EDITORIAL MAI 2017

, par udfo34

Est-ce que l’été sera chaud ?

Le 23 mai, notre secrétaire général, Jean-Claude MAILLY a été reçu par le Président de la République, Emmanuel MACRON.

Jean-Claude MAILLY a demandé à ce que le calendrier « soit détendu » et que les ordonnances ne soient pas publiées en Août.

Jean-Claude MAILLY a demandé une « vraie concertation » et non une consultation sur le fond. En une heure, toutes les questions n’ont pas pu être abordées.

Par contre, il a rappelé ce à quoi FORCE OUVRIERE est attachée. C’est-à-dire :

• Les différents niveaux de négociation dont la branche qui a été mise à mal par la 1ère loi travail

• L’augmentation des salaires,

• Les prud’hommes,

• L’assurance chômage et les Retraites ont été abordés rapidement.

Il s’agit bien sûr d’un entretien trop court pour se faire une idée de la politique qui sera menée.

Cependant, les craintes sont là et dans différents domaines.

La réforme du code du travail par exemple risque de se traduire par un amaigrissement des droits des salariés.

Certains ont trouvé de nouvelles équivalences, simplifications signifie suppressions des droits des salariés.

Les négociations ne peuvent se faire qu’en local, là où la pression sur les négociateurs salariés est la plus grande.

 La réforme de l’assurance chômage, là encore, on va élargir le nombre de bénéficiaires ; autoentrepreneurs, travailleurs indépendants vont avoir droit à l’Assurance chômage… et on va compenser les prélèvements sur les salaires par une hausse de la CSG.

L’étatisation ne va en aucun cas, trouver des ressources nouvelles, bien au contraire.

Nous nous dirigeons vers des chômeurs moins bien indemnisés et une réduction de la durée d’indemnisation.

Là encore, si le gouvernement procède par ordonnance cela risque d’aller très vite et si les ajustements se font par ordonnance, les salariés risquent de perde très vite leurs indemnités chômage.

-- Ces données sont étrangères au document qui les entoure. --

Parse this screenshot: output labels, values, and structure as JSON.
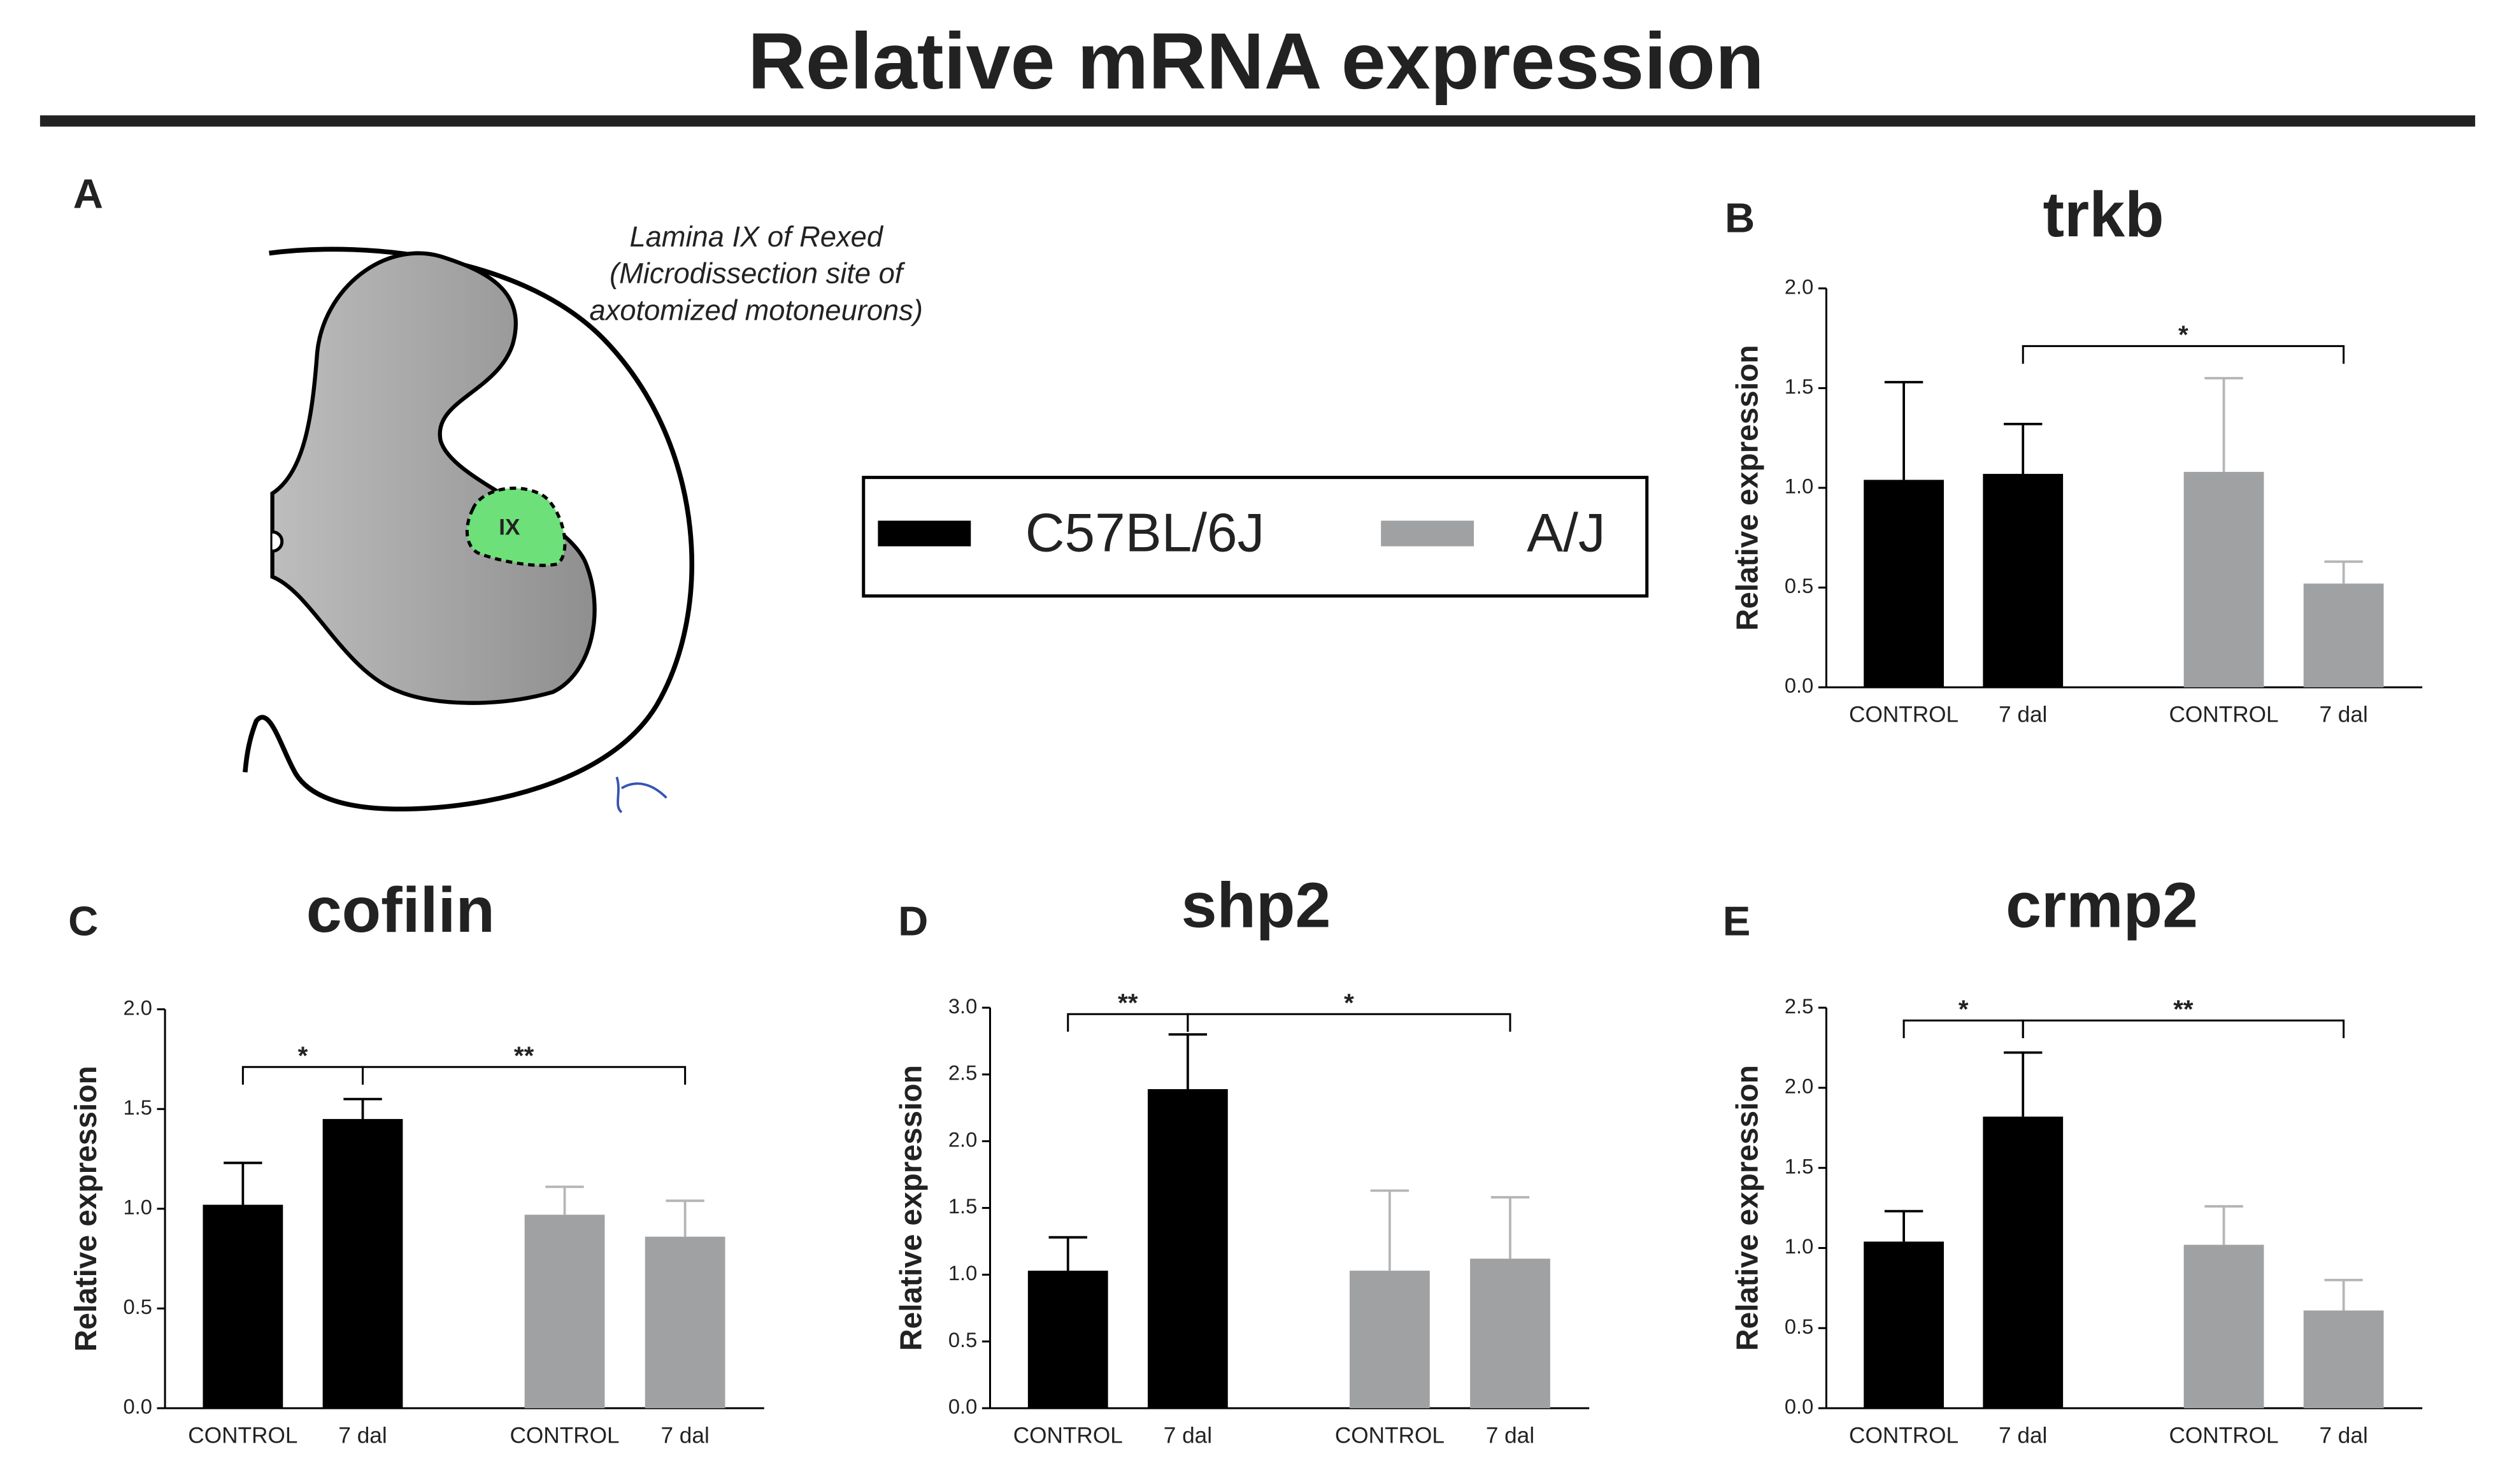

Ces deux réformes, sont liées car la flexibilité (réforme de la loi travail) risque de se traduire dans les faits par une hausse de chômage, comme ce fut le cas en Grande Bretagne. L’adaptation de Pôle Emploi en indemnisant moins et moins longtemps et en radiant plus vite est une réponse.

Le dernier film de Ken Loach, « Moi Daniel Blake » pourra représenter le monde de l’Assurance Chômage en France.

Rappelons-le, les chômeurs ont des droits car ils cotisent à l’assurance chômage.

De plus en plus, prenant prétexte de l’égalité des citoyens, on cherche à mettre à bas toute l’assurance sociale.

Rappelons-le, les prestations ne peuvent être servies que s’il y a eu des cotisations versées.

Le plafonnement des indemnités prud’homales arrive comme une étape dans la réforme de la juridiction.

Lors de la première étape, on supprime des tribunaux de prud’hommes (Bédarieux, et Clermont l’Hérault) pour l’Hérault,

Lors de la deuxième étape, on constate alors l’allongement des temps de procédure et l’on favorise la conciliation.

Dans une troisième étape on plafonne les indemnités prud’homales.

Attendons, la dernière étape, c’est-à-dire la suppression de tous les tribunaux.

Les retraites, que dire sur le sujet sinon que l’on parle d’une réforme majeure, la retraite par point est évoquée, sans qu’il y ait un ministre en charge des retraites. Personnellement, cette façon de procéder me révolte.

Ajoutons à cela que la hausse de 1.7% de la contribution sociale généralisée va toucher les 1.6 millions de retraités.

Nous avons donc des raisons d’être inquiets et nous n’avons pas de réponse à apporter à nos interrogations.

Ne nous laissons pas faire. La régression sociale n’est pas un progrès, il faut faire obstacle à toutes les lois antisociales. A nous de nous mobiliser.